We need to analyze the logs to see if we are recording the Email address in the logs when a user logs into DSpace. If so, as @abollini notes above, we should stop tracking emails in the logs and instead use the EPerson UUID or similar. As noted, this means the logs alone cannot be used to "track" a single user, but can only be used in conjunction with the database or User Interface.
- In our meeting, we also had a possible option to have a configuration to enable or disable whether the email was tracked in the logs. But, I like @abollini 's suggestion better of just switching to use the EPerson UUID, as that is only usable if you also have access to the database. So, it provides a way for Sys Admins to still determine which users did things in the system (if necessary for an audit), but it stores that information in a way that it's not identifiable unless you also have database access.

paulo-graca commented 1 week ago

I don't have the required discussion context, but I've addressed a question to our GDPR department to understand if we could store emails in logs for audit purposes and I will translate it here the answer (I will omit some parts):

The GDPR does not explicitly prevent the recording of email addresses in logs, but it does establish that personal data must be collected and processed for a specific, transparent and secure purpose, and that it is only stored when necessary. For systems auditing and administration, as mentioned, email storage may be justified if it is essential to system security and auditing, as it appears it is. However, treatment must comply with the principles of minimization and safety. In practice, best practices for compliance with GDPR requirements should look at: Pseudonymization: Instead of storing emails directly in logs, you use anonymous or pseudonymized identifiers (for example, an email hash). This way, the email can only be recovered by administrators who have access to the original decoding system or database. Restricted access and internal auditing: When email addresses need to be stored in logs, it is important to ensure that access to the logs is restricted to only necessary personnel, with audit controls that record who accesses the information. Limited retention: GDPR also requires that personal data is not kept for longer than necessary. Therefore, logs that include email addresses must comply with the Institution's conservation deadlines, and be deleted after this period, unless there is legal justification for keeping them for longer. ...
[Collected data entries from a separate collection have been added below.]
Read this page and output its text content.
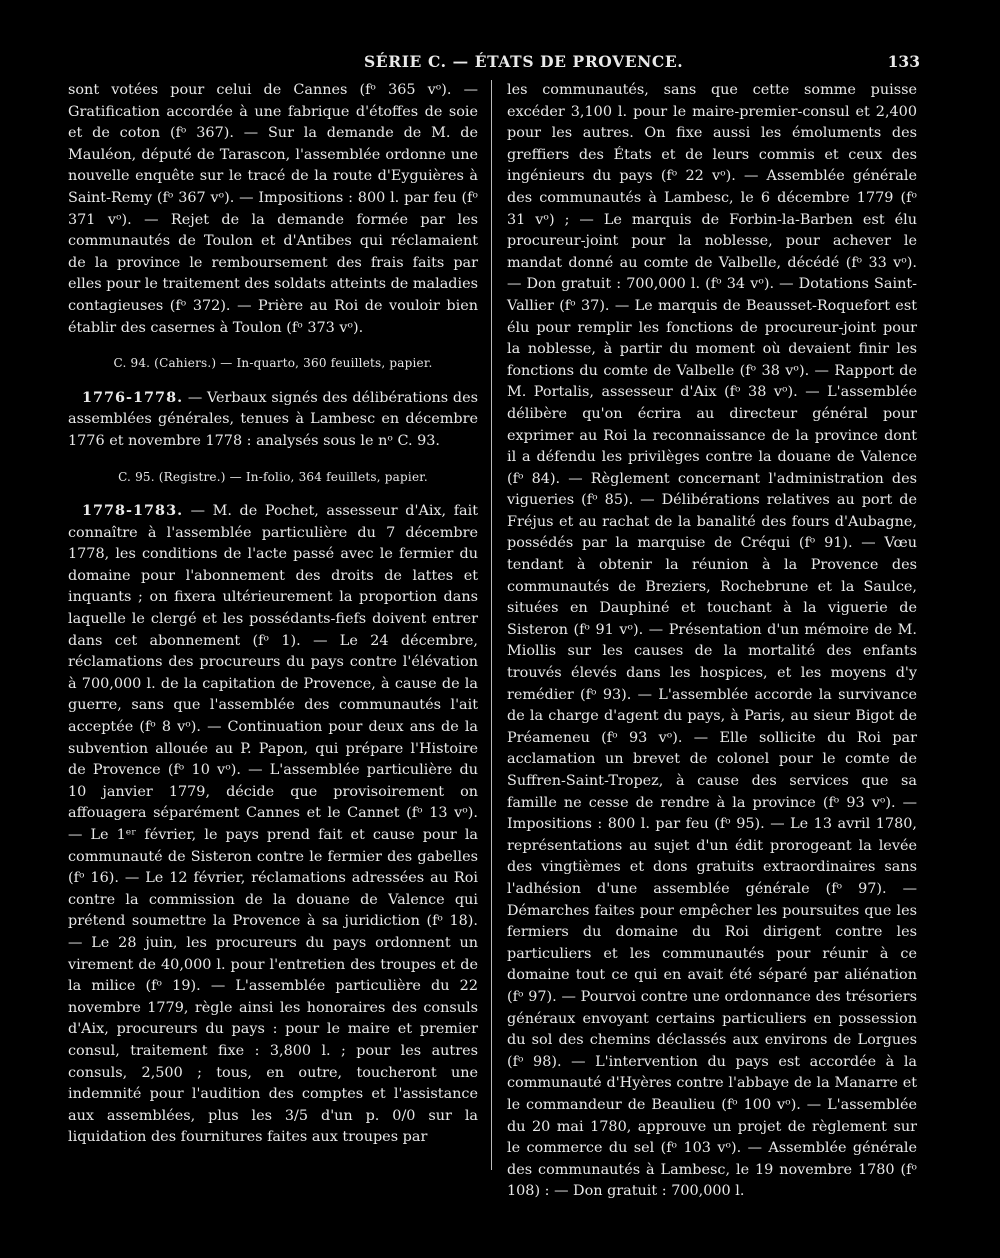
SÉRIE C. — ÉTATS DE PROVENCE.	133

sont votées pour celui de Cannes (fᵒ 365 vᵒ). — Gratification accordée à une fabrique d'étoffes de soie et de coton (fᵒ 367). — Sur la demande de M. de Mauléon, député de Tarascon, l'assemblée ordonne une nouvelle enquête sur le tracé de la route d'Eyguières à Saint-Remy (fᵒ 367 vᵒ). — Impositions : 800 l. par feu (fᵒ 371 vᵒ). — Rejet de la demande formée par les communautés de Toulon et d'Antibes qui réclamaient de la province le remboursement des frais faits par elles pour le traitement des soldats atteints de maladies contagieuses (fᵒ 372). — Prière au Roi de vouloir bien établir des casernes à Toulon (fᵒ 373 vᵒ).

C. 94. (Cahiers.) — In-quarto, 360 feuillets, papier.

1776-1778. — Verbaux signés des délibérations des assemblées générales, tenues à Lambesc en décembre 1776 et novembre 1778 : analysés sous le nᵒ C. 93.

C. 95. (Registre.) — In-folio, 364 feuillets, papier.

1778-1783. — M. de Pochet, assesseur d'Aix, fait connaître à l'assemblée particulière du 7 décembre 1778, les conditions de l'acte passé avec le fermier du domaine pour l'abonnement des droits de lattes et inquants ; on fixera ultérieurement la proportion dans laquelle le clergé et les possédants-fiefs doivent entrer dans cet abonnement (fᵒ 1). — Le 24 décembre, réclamations des procureurs du pays contre l'élévation à 700,000 l. de la capitation de Provence, à cause de la guerre, sans que l'assemblée des communautés l'ait acceptée (fᵒ 8 vᵒ). — Continuation pour deux ans de la subvention allouée au P. Papon, qui prépare l'Histoire de Provence (fᵒ 10 vᵒ). — L'assemblée particulière du 10 janvier 1779, décide que provisoirement on affouagera séparément Cannes et le Cannet (fᵒ 13 vᵒ). — Le 1ᵉʳ février, le pays prend fait et cause pour la communauté de Sisteron contre le fermier des gabelles (fᵒ 16). — Le 12 février, réclamations adressées au Roi contre la commission de la douane de Valence qui prétend soumettre la Provence à sa juridiction (fᵒ 18). — Le 28 juin, les procureurs du pays ordonnent un virement de 40,000 l. pour l'entretien des troupes et de la milice (fᵒ 19). — L'assemblée particulière du 22 novembre 1779, règle ainsi les honoraires des consuls d'Aix, procureurs du pays : pour le maire et premier consul, traitement fixe : 3,800 l. ; pour les autres consuls, 2,500 ; tous, en outre, toucheront une indemnité pour l'audition des comptes et l'assistance aux assemblées, plus les 3/5 d'un p. 0/0 sur la liquidation des fournitures faites aux troupes par

les communautés, sans que cette somme puisse excéder 3,100 l. pour le maire-premier-consul et 2,400 pour les autres. On fixe aussi les émoluments des greffiers des États et de leurs commis et ceux des ingénieurs du pays (fᵒ 22 vᵒ). — Assemblée générale des communautés à Lambesc, le 6 décembre 1779 (fᵒ 31 vᵒ) ; — Le marquis de Forbin-la-Barben est élu procureur-joint pour la noblesse, pour achever le mandat donné au comte de Valbelle, décédé (fᵒ 33 vᵒ). — Don gratuit : 700,000 l. (fᵒ 34 vᵒ). — Dotations Saint-Vallier (fᵒ 37). — Le marquis de Beausset-Roquefort est élu pour remplir les fonctions de procureur-joint pour la noblesse, à partir du moment où devaient finir les fonctions du comte de Valbelle (fᵒ 38 vᵒ). — Rapport de M. Portalis, assesseur d'Aix (fᵒ 38 vᵒ). — L'assemblée délibère qu'on écrira au directeur général pour exprimer au Roi la reconnaissance de la province dont il a défendu les privilèges contre la douane de Valence (fᵒ 84). — Règlement concernant l'administration des vigueries (fᵒ 85). — Délibérations relatives au port de Fréjus et au rachat de la banalité des fours d'Aubagne, possédés par la marquise de Créqui (fᵒ 91). — Vœu tendant à obtenir la réunion à la Provence des communautés de Breziers, Rochebrune et la Saulce, situées en Dauphiné et touchant à la viguerie de Sisteron (fᵒ 91 vᵒ). — Présentation d'un mémoire de M. Miollis sur les causes de la mortalité des enfants trouvés élevés dans les hospices, et les moyens d'y remédier (fᵒ 93). — L'assemblée accorde la survivance de la charge d'agent du pays, à Paris, au sieur Bigot de Préameneu (fᵒ 93 vᵒ). — Elle sollicite du Roi par acclamation un brevet de colonel pour le comte de Suffren-Saint-Tropez, à cause des services que sa famille ne cesse de rendre à la province (fᵒ 93 vᵒ). — Impositions : 800 l. par feu (fᵒ 95). — Le 13 avril 1780, représentations au sujet d'un édit prorogeant la levée des vingtièmes et dons gratuits extraordinaires sans l'adhésion d'une assemblée générale (fᵒ 97). — Démarches faites pour empêcher les poursuites que les fermiers du domaine du Roi dirigent contre les particuliers et les communautés pour réunir à ce domaine tout ce qui en avait été séparé par aliénation (fᵒ 97). — Pourvoi contre une ordonnance des trésoriers généraux envoyant certains particuliers en possession du sol des chemins déclassés aux environs de Lorgues (fᵒ 98). — L'intervention du pays est accordée à la communauté d'Hyères contre l'abbaye de la Manarre et le commandeur de Beaulieu (fᵒ 100 vᵒ). — L'assemblée du 20 mai 1780, approuve un projet de règlement sur le commerce du sel (fᵒ 103 vᵒ). — Assemblée générale des communautés à Lambesc, le 19 novembre 1780 (fᵒ 108) : — Don gratuit : 700,000 l.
Also I would like to add that we are forced by a national law, regarding data protection, to temporally store (for audit purposes) all the user's activity when dealing with personal data (like CRUD operations).

Hope it helps in this discussion!

tdonohue commented 1 week ago

@paulo-graca : Thank you for asking this back to your GDPR department. That's extremely useful information.
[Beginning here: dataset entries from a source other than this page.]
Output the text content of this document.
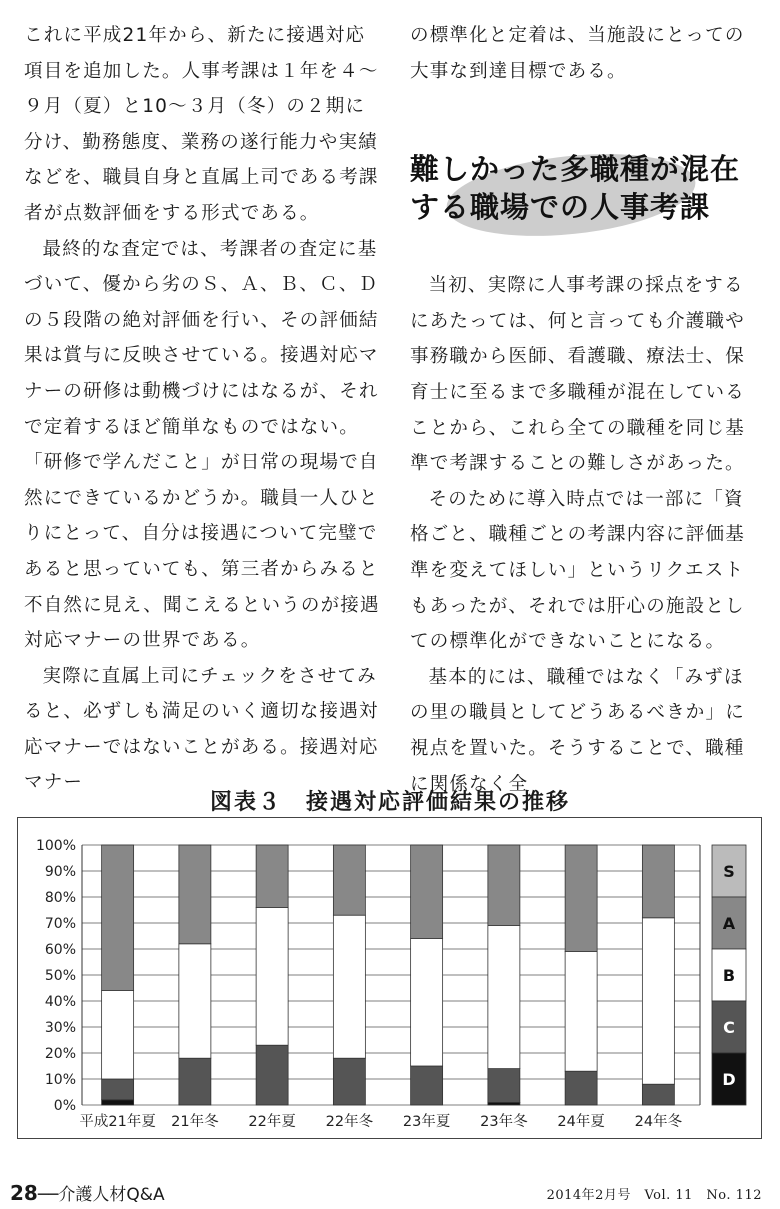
これに平成21年から、新たに接遇対応項目を追加した。人事考課は１年を４～９月（夏）と10～３月（冬）の２期に分け、勤務態度、業務の遂行能力や実績などを、職員自身と直属上司である考課者が点数評価をする形式である。

最終的な査定では、考課者の査定に基づいて、優から劣のＳ、Ａ、Ｂ、Ｃ、Ｄの５段階の絶対評価を行い、その評価結果は賞与に反映させている。接遇対応マナーの研修は動機づけにはなるが、それで定着するほど簡単なものではない。

「研修で学んだこと」が日常の現場で自然にできているかどうか。職員一人ひとりにとって、自分は接遇について完璧であると思っていても、第三者からみると不自然に見え、聞こえるというのが接遇対応マナーの世界である。

実際に直属上司にチェックをさせてみると、必ずしも満足のいく適切な接遇対応マナーではないことがある。接遇対応マナー

の標準化と定着は、当施設にとっての大事な到達目標である。

当初、実際に人事考課の採点をするにあたっては、何と言っても介護職や事務職から医師、看護職、療法士、保育士に至るまで多職種が混在していることから、これら全ての職種を同じ基準で考課することの難しさがあった。

そのために導入時点では一部に「資格ごと、職種ごとの考課内容に評価基準を変えてほしい」というリクエストもあったが、それでは肝心の施設としての標準化ができないことになる。

基本的には、職種ではなく「みずほの里の職員としてどうあるべきか」に視点を置いた。そうすることで、職種に関係なく全

難しかった多職種が混在
する職場での人事考課
図表３　接遇対応評価結果の推移
0%
10%
20%
30%
40%
50%
60%
70%
80%
90%
100%
平成21年夏 21年冬 22年夏 22年冬 23年夏 23年冬 24年夏 24年冬
S
A
B
C
D
28──介護人材Q&A	2014年2月号　Vol. 11　No. 112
It also seems to align well with the idea to possibly replace the email in logs with the EPerson UUID (mentioned in second bullet of my prior comment). Replacing emails in logs with EPerson UUID would provide the "pseudonymization" that your GDPR department mentioned. It would mean the logs by themselves are "anonymous" (meaning you cannot figure out who anyone is if you only have access to the logs). But, a System Administrator could still audit the logs by matching up the EPerson UUID from the database to their activities in the logs.

So, your feedback seems to say that we are heading in the right direction. It also does verify that storing the email in the logs isn't necessary wrong. But, DSpace sites need to be aware that emails can be found in the logs, so they can treat their logs appropriately. That said, it does seem like it'd be better to switch to using the EPerson UUID instead of the email.